EQT and Covanta are proven business leaders who share a like-minded approach to environmental stewardship, and this acquisition aligns directly with EQT’s thematic approach of investing in sustainable businesses that have a positive impact on society,” EQT Infrastructure Partner Alex Darden said. “EQT is excited to partner with the entire Covanta team and to invest in organizational, operational and digital technology initiatives that will enhance Covanta’s ability to provide sustainable solutions to growing waste challenges. As a responsible investor, EQT is committed to working with Covanta on transforming and supporting the energy transition and circular economy across its local communities.”

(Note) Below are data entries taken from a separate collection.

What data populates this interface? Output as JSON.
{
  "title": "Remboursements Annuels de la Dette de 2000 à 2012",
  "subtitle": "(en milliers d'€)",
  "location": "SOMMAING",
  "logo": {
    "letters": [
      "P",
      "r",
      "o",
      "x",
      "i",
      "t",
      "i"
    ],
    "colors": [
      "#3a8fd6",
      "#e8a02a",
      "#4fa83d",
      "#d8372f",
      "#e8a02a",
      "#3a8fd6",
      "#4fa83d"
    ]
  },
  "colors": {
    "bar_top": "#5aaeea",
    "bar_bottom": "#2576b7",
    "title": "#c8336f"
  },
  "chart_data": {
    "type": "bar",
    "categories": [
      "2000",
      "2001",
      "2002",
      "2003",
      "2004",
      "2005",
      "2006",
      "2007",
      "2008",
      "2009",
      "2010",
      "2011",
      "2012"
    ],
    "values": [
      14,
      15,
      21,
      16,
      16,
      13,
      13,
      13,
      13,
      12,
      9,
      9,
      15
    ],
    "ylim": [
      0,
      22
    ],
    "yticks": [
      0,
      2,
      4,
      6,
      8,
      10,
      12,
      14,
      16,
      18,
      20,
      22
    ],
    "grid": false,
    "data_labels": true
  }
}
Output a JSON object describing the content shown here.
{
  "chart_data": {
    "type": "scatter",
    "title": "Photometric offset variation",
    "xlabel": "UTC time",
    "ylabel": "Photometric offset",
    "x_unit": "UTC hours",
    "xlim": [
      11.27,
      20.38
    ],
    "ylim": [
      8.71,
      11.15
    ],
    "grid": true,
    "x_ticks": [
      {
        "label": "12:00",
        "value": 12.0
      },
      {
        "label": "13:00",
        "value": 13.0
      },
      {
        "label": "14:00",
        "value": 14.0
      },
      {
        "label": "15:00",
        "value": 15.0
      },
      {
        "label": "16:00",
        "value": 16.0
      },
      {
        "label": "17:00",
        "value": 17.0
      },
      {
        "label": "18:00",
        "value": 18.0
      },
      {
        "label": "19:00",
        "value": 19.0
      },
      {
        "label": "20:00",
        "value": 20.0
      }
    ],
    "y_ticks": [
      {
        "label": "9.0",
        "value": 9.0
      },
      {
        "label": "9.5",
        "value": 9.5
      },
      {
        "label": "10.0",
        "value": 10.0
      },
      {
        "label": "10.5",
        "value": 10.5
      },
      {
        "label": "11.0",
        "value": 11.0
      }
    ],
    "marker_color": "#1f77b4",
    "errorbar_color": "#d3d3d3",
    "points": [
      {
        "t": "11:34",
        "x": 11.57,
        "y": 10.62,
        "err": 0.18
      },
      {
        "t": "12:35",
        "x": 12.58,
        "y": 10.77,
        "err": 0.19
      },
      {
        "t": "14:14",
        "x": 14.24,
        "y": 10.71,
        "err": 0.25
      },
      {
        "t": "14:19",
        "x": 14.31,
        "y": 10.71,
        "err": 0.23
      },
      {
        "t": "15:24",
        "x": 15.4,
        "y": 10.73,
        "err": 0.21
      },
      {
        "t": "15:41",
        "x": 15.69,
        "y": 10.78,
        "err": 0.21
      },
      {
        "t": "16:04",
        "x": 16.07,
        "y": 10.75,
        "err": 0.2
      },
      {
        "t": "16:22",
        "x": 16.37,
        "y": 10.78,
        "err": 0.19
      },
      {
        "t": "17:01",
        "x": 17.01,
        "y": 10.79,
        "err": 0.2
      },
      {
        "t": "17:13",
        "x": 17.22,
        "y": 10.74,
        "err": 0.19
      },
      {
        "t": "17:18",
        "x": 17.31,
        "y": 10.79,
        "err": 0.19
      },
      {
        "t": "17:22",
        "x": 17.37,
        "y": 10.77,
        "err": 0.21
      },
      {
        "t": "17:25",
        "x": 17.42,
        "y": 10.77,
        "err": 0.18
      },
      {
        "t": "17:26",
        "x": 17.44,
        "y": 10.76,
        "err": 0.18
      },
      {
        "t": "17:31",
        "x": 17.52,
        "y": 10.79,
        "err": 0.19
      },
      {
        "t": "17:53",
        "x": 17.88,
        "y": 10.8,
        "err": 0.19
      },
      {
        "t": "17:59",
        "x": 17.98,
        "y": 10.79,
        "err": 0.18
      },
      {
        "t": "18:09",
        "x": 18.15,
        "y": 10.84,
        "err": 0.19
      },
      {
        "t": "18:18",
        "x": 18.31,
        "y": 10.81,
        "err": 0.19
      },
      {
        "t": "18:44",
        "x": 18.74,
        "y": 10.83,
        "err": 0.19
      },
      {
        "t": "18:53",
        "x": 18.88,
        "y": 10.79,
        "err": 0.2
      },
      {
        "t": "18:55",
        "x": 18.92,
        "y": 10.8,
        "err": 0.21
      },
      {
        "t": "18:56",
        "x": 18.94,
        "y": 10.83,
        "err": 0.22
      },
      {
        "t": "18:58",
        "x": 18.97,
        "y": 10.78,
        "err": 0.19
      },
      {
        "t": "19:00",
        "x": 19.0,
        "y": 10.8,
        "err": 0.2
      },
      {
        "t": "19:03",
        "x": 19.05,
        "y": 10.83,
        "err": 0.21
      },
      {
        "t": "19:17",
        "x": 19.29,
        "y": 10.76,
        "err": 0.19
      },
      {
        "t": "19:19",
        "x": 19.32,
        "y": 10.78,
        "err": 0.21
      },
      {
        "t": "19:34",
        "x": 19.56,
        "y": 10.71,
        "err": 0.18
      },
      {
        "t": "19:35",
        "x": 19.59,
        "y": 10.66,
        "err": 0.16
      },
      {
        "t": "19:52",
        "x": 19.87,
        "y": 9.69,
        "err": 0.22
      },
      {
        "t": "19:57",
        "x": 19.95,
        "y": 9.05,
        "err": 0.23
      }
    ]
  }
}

EQT says its purpose-driven investment model presents several growth opportunities for Covanta, whose business centers on sustainable waste processing and advancing transitions to a circular economy. Under EQT’s ownership, Covanta will continue to differentiate its service offerings, with a focus on innovation and sustainable energy. EQT says it is committed to growing Covanta’s team, realizing near-term operational upgrades, enhancing customer partnerships and building “greater trust and understanding” with the communities that Covanta serves.

“We are pleased to announce this agreement with EQT,” Covanta President and CEO Michael Ranger said. “ Our comprehensive analysis during the past nine months has been singularly focused on enhancing value for our shareholders. EQT certainly recognizes the value we see in our business and represents an excellent outcome of our strategic review. Furthermore, as an organization dedicated to sustainability and environmental stewardship, EQT shares our vision for a safer, cleaner and more prosperous future through sustainable waste management thereby ensuring no waste is ever wasted. We couldn’t ask for a better partner as we embark on this next phase of our company’s evolution, delivering on our goal of building a sustainable future for all stakeholders.”

The transaction is expected to close by year end, subject to customary approvals.